It happens to everyone. You go to the store, buy some delicious produce, take it home and all of a sudden you start seeing fruit flies. After a few weeks, you might have hundreds of tiny flies zipping around your home. Have you ever wondered where they came from and how they got inside of your home?
Before modern science, people thought that fruit flies spawned automatically from fruit. If you cannot see what it comes from, you might as well blame the fruit right? Once microscopes were developed the age old question was put to rest. Fruit flies come from fruit fly eggs. The eggs are smaller than .5 millimeters. To really understand just how small that is, you need a pencil that is sharpened to its sharpest. Now, carefully look at the tip (remember that it is sharp, so we will emphasize that you need to look at it carefully). The tip of that pencil is about 1 millimeter, so a fruit fly egg is half of that size and that is if you are looking at it lengthwise. If you are looking at the egg top down, you can divide .5 millimeters into thirds. With something that small, it is little wonder that people once thought that fruit flies generated spontaneously.

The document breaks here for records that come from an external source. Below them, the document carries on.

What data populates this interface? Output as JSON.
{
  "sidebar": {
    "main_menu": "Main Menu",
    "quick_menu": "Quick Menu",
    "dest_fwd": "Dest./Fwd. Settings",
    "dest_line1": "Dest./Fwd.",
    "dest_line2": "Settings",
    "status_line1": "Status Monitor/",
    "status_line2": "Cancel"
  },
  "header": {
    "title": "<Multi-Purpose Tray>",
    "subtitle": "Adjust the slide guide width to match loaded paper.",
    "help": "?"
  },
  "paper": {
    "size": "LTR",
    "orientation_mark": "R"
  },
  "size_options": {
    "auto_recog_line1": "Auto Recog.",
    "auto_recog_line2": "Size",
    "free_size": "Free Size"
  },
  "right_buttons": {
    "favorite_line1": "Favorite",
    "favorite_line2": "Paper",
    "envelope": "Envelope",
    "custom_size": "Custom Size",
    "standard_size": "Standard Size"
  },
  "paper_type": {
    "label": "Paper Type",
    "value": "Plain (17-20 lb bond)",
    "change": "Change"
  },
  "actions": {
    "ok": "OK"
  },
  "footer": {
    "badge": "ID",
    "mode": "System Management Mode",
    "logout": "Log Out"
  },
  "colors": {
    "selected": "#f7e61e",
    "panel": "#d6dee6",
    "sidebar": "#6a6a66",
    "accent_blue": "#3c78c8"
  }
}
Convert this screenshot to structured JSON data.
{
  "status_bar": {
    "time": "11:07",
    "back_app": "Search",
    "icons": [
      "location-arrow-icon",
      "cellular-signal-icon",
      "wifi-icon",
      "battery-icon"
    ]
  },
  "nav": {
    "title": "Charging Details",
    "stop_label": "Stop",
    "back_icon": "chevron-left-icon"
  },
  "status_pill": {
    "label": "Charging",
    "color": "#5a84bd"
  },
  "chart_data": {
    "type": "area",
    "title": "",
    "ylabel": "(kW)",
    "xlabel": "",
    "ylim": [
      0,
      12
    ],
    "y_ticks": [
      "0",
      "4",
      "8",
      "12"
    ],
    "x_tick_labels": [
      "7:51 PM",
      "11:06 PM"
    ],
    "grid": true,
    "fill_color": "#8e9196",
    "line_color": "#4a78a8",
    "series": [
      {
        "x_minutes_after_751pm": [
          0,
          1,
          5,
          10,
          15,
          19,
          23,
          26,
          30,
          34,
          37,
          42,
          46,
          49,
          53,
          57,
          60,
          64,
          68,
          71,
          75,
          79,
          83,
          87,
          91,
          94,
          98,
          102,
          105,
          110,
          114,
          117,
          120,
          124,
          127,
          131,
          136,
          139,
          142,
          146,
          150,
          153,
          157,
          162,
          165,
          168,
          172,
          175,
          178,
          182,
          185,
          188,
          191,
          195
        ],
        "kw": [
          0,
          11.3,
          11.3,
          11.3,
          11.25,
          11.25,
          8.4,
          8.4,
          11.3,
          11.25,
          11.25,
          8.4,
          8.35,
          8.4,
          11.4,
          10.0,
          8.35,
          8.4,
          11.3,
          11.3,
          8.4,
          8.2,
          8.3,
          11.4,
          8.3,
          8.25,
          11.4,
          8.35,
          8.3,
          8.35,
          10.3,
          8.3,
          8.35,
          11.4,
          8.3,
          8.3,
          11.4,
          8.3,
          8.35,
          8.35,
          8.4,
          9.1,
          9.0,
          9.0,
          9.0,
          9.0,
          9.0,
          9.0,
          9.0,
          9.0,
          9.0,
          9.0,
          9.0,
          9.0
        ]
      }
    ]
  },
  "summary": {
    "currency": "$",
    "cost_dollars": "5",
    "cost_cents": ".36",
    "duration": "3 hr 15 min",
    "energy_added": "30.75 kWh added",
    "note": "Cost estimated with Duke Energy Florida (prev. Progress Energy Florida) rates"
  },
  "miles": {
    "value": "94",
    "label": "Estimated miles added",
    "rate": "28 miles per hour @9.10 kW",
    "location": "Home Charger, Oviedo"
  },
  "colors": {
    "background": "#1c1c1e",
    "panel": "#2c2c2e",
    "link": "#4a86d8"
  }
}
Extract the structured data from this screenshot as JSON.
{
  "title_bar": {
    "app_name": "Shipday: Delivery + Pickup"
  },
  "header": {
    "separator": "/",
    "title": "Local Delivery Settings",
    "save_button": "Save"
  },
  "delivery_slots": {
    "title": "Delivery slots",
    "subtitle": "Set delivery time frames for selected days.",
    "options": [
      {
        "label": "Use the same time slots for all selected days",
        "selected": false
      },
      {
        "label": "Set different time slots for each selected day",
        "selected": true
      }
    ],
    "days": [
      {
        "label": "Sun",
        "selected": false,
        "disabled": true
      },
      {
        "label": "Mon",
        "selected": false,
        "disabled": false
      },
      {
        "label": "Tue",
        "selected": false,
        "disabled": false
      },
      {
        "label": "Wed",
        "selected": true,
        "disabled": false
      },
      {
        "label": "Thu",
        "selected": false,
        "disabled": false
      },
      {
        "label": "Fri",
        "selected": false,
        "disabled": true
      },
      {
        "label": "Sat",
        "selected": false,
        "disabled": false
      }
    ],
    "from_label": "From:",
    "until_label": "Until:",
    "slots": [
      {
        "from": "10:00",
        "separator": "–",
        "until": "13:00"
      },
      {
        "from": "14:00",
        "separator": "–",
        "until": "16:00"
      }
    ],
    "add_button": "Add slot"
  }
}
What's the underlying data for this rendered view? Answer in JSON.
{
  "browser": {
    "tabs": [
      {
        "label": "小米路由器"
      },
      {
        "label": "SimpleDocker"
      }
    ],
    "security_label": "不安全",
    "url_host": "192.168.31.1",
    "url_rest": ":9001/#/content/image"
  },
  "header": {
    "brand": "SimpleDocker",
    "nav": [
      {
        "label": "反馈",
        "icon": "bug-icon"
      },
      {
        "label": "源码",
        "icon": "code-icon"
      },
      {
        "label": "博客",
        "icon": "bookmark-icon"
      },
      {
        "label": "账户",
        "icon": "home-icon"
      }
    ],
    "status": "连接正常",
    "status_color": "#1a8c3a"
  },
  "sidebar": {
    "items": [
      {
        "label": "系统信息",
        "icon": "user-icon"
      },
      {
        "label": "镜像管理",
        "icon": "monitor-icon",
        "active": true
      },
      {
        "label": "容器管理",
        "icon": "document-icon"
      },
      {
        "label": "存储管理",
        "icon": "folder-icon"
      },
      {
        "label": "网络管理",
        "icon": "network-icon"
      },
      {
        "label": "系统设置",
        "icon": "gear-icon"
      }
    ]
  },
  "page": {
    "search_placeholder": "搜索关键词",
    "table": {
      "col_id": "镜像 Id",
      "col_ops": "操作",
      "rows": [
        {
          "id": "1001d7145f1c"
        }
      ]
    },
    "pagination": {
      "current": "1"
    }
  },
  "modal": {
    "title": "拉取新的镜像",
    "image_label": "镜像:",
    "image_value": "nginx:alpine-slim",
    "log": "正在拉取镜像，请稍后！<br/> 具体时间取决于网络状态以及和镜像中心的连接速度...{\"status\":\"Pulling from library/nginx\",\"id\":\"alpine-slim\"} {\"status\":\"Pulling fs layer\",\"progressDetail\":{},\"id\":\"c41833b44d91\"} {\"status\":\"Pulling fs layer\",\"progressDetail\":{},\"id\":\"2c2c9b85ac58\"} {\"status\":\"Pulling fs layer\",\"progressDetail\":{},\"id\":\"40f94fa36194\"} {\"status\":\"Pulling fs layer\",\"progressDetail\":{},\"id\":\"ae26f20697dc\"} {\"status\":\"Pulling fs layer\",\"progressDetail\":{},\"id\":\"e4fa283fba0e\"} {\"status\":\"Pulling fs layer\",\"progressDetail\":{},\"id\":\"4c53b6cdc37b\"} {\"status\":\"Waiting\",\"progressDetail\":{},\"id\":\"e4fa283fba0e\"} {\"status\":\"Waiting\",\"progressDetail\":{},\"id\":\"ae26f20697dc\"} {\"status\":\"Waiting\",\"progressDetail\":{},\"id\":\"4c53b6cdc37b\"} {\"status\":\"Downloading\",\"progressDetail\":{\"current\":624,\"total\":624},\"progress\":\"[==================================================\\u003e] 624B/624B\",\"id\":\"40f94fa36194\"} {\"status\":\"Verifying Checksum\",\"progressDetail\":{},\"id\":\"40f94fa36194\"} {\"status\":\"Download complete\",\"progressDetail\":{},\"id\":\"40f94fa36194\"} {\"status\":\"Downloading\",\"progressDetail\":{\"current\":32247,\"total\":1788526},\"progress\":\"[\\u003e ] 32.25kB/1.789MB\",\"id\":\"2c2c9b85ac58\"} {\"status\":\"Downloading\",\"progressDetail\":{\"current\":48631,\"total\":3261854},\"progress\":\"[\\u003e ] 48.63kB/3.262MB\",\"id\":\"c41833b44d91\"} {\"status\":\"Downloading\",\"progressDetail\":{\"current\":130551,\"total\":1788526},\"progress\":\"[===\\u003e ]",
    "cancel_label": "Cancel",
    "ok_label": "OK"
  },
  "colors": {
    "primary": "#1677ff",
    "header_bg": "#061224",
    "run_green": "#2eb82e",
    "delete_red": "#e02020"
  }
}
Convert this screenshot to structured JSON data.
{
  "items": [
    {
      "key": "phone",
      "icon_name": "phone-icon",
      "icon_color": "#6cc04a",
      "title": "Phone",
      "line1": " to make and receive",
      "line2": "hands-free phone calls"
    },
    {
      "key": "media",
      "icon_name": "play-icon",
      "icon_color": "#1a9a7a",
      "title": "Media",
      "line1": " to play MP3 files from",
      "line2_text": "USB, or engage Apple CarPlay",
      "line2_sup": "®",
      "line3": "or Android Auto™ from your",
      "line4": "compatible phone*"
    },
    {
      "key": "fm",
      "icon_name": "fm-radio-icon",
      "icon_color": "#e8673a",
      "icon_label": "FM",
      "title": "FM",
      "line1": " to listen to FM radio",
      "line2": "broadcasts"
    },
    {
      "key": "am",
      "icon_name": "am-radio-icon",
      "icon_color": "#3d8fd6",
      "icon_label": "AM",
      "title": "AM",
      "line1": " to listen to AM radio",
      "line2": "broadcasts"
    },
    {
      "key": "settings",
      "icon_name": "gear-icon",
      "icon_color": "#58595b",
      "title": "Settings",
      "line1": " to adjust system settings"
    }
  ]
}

How fast can you count from 1 to 400?
It takes a single fruit fly about 20 days to lay 400 eggs. If you have one ripe tomato, you will soon have a whole happy family of fruit flies living inside your home. Sometimes, their eggs come in on the produce you purchase, but they can come from outside. Fruit flies are small enough to squeeze through the screens on your windows, or the gap beneath your front door. Once inside, they find fruit or vegetables that are ripe and grab some real estate for their offspring. If you want to keep fruit flies at bay, keep your produce in the refrigerator, cold temperatures will kill them off before they can ever think of becoming a problem.